Most of Netflix's new food shows were also aligned with the big conversations happening this year regarding diversity and representation. But there were, however, a few missteps along the way. Although the critics generally praised Ugly Delicious, some viewers and publications took issue with the fact that the barbecue episode completely omitted African-American chefs' contributions to the genre. A season of Chef's Table focusing on pastry — a field that is full of lauded female chefs — only included one women out of the four people profiled. Despite its international focus, The Final Table's grand finale focused on two North American chefs and two Australians, all of whom were white men. And the new season of Comedians in Cars Getting Coffee was peppered with gay jokes, as well as a condescending remark about a non-Anglo name, from host Jerry Seinfeld.
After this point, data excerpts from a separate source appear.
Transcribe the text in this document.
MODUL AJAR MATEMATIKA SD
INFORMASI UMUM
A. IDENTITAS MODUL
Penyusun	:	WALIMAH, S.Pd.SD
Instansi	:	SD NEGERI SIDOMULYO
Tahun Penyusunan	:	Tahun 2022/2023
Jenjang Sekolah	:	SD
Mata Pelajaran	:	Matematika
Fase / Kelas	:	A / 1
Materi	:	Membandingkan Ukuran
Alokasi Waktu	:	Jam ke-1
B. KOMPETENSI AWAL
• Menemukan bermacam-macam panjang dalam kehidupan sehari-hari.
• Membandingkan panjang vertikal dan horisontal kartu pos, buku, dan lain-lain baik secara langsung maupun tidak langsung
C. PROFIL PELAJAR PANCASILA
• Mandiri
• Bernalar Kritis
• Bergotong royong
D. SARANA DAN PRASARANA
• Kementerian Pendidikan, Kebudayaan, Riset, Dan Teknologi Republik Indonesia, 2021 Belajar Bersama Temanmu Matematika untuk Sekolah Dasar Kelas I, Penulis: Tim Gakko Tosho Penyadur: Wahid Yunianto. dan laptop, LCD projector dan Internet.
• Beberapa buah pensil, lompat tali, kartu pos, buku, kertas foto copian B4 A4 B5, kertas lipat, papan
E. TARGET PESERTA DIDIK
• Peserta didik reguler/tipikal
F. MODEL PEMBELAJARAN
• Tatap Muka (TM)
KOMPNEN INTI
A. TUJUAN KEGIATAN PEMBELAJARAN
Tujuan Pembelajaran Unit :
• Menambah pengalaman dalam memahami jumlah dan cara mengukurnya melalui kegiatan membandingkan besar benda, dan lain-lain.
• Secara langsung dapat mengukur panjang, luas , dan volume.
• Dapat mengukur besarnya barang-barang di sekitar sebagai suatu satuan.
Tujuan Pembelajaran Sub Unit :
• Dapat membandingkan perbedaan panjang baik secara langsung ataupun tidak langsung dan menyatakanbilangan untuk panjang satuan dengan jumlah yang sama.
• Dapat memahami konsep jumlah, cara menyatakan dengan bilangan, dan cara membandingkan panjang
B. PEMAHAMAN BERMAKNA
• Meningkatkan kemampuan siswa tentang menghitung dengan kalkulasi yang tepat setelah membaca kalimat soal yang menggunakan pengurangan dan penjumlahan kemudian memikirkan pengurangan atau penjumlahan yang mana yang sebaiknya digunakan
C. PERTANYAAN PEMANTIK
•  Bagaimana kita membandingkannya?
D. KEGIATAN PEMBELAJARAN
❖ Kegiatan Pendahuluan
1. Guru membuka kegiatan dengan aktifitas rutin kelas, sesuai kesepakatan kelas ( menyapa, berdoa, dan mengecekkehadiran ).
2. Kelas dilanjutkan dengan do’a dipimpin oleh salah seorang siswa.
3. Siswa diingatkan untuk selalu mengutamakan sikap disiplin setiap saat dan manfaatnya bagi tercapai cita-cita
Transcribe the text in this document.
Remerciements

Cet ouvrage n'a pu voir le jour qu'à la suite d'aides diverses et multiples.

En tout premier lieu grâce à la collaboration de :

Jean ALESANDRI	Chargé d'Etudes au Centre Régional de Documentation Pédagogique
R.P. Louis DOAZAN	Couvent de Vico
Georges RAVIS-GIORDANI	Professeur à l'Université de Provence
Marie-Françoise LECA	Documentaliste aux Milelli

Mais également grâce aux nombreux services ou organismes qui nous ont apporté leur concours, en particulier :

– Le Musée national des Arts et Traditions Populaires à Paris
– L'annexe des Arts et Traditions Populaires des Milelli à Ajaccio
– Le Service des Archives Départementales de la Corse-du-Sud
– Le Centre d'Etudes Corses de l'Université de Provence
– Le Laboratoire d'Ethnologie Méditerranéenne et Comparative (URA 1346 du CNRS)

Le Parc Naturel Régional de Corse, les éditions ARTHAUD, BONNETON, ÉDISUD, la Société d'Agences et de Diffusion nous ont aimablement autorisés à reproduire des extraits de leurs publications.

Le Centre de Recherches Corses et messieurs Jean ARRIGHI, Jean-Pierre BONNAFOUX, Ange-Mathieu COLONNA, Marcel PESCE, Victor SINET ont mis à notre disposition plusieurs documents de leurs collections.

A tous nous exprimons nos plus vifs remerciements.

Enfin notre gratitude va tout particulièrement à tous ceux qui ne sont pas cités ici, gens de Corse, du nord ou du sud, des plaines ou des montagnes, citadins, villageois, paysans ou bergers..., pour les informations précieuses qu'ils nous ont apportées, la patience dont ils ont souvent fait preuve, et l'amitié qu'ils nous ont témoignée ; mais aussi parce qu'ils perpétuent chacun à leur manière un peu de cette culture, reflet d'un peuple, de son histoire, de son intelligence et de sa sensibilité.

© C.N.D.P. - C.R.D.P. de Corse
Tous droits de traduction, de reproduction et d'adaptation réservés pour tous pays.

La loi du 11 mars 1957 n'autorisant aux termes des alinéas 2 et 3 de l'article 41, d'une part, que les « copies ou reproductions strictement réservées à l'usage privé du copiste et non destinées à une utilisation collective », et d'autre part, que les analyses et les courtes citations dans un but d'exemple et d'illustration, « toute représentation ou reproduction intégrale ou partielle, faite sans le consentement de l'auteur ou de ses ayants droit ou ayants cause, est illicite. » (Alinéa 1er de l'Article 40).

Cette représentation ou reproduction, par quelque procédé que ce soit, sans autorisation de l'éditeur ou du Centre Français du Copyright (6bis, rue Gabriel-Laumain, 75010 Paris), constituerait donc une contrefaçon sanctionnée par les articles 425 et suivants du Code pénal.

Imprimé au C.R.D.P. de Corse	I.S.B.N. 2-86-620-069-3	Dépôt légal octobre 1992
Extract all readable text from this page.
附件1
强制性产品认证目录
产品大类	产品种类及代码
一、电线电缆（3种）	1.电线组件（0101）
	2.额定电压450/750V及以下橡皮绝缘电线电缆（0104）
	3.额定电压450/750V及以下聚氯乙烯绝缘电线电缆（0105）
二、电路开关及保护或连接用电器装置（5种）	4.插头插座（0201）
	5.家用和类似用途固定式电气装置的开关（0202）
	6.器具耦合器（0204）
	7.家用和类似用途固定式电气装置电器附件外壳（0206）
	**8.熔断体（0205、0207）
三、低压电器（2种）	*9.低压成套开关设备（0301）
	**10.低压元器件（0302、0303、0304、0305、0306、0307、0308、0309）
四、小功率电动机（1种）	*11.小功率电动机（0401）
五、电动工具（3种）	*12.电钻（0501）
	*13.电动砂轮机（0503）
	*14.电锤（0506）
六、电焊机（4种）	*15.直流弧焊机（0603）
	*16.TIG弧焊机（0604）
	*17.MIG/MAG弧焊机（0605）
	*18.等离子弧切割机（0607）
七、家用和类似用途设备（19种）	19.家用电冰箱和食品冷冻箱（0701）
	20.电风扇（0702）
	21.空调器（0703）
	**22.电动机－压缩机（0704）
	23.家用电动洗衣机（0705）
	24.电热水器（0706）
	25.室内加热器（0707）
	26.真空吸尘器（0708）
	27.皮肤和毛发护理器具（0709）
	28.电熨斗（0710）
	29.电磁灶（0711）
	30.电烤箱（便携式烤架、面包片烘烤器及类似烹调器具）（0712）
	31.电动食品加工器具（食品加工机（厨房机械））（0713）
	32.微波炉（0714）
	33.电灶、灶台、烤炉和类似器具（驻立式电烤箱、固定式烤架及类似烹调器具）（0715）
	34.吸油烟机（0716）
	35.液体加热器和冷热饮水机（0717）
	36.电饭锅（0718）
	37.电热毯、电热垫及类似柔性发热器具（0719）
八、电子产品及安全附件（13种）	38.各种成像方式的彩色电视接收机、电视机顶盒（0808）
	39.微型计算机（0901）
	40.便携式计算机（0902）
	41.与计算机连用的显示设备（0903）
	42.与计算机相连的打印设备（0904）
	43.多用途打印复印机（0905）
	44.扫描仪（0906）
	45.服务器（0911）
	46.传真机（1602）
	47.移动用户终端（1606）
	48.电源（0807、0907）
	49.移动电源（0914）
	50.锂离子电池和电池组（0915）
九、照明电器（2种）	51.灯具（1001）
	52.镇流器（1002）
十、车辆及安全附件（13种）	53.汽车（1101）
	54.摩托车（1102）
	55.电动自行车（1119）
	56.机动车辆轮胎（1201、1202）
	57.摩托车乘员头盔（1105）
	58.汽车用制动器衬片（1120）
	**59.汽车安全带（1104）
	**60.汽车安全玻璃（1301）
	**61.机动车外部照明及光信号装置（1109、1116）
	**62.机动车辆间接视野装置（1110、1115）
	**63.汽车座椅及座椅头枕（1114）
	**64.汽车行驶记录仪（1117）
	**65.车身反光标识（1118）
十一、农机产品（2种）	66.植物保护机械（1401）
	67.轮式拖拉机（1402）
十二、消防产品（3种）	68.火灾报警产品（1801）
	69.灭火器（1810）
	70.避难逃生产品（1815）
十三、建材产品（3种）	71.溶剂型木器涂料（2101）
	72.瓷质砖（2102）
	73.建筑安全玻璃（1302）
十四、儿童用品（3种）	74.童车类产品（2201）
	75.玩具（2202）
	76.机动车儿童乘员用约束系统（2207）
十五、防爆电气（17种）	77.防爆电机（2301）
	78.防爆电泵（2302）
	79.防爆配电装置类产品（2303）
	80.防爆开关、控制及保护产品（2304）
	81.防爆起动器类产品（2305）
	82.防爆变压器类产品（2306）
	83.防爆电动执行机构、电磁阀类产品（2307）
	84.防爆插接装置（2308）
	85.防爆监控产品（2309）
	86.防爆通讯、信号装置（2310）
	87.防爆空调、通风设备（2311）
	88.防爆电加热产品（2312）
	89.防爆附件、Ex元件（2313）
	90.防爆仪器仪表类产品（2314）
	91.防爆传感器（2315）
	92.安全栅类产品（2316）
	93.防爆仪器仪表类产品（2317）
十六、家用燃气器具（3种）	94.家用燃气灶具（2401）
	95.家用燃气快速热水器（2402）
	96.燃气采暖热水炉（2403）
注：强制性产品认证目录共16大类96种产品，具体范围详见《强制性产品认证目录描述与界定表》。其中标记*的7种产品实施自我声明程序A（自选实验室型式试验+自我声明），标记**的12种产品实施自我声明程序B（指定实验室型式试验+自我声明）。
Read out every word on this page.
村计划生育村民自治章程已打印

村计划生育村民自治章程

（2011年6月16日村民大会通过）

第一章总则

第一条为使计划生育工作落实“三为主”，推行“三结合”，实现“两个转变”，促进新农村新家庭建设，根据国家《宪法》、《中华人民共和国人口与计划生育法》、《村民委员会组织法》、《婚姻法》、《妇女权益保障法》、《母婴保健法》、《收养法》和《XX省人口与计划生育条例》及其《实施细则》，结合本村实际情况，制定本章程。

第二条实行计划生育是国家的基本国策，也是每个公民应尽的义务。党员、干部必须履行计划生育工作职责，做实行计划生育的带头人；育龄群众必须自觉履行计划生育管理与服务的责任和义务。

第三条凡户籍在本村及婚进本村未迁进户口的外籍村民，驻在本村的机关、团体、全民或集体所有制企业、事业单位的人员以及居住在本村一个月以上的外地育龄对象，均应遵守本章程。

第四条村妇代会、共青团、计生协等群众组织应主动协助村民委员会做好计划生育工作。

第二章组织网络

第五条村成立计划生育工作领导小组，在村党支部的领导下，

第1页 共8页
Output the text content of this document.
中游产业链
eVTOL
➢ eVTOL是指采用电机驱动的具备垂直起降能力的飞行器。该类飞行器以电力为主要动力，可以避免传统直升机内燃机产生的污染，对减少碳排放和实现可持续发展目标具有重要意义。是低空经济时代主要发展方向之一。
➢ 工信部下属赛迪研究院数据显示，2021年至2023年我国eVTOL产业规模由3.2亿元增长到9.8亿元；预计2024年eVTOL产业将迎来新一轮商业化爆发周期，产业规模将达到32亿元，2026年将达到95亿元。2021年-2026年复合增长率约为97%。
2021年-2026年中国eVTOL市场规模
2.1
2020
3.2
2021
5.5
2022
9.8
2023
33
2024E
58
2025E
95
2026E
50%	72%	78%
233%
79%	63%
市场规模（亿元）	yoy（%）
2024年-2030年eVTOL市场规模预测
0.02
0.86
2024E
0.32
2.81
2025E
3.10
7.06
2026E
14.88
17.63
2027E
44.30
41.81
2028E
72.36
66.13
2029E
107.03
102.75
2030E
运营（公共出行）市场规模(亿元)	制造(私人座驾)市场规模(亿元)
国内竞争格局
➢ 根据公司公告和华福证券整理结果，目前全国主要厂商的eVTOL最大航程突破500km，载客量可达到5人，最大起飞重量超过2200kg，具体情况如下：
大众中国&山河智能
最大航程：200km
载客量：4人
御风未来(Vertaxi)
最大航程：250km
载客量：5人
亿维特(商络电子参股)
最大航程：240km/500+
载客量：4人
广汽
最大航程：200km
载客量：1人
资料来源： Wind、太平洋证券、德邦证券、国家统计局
Taking all of the Netflix original output into consideration, these sour moments are relatively few and far between, and both the company and its creators seem receptive to the feedback. After a few publications (including this one) criticized the Chef's Table series for its tendency to profile white men, the makers of that series announced two new seasons profiling more women and people of color than ever before. And while promoting Ugly Delicious at last year's Code Conference, David Chang also addressed the issues with his show, live on-stage. "I've read every criticism, whether it wasn't inclusive enough through African Americans or through women, I just know that we had one season, and we did our best, and we had no intention of trying to be exclusive,” he told Eater's Amanda Kludt and Recode's Peter Kafka. "And hopefully there's a second season, and we'll be able to do it better.” Chang and his partner Morgan Neville are currently working on that second season.

Now that Netflix has established itself as the hottest brand in food TV, its growth may depend on its ability to keep telling more stories that have never been told before. In anticipation of the release of Salt, Fat, Acid, Heat, Nosrat hinted at this idea while pondering the future of her show (though no announcement about a second season has been made yet). "Whatever I do next, I do think that the most meaningful part of this for me was getting the opportunity to work with a lot of different people who are not historically shown on television,” Nosrat told Eater. "Not only people of color, but focusing on home cooks rather than restaurant cooking — focusing on the grannies. Any time I could, I was bringing that kind of stuff in, because I do feel like what we get to see on TV is pretty limited.”

In typically secretive fashion, Netflix is keeping much of its upcoming food TV calendar tightly under wraps. But if this year's growth is any indication, there's a good chance that TV audiences will be introduced to a whole new set of people, places, and delicious things in 2019.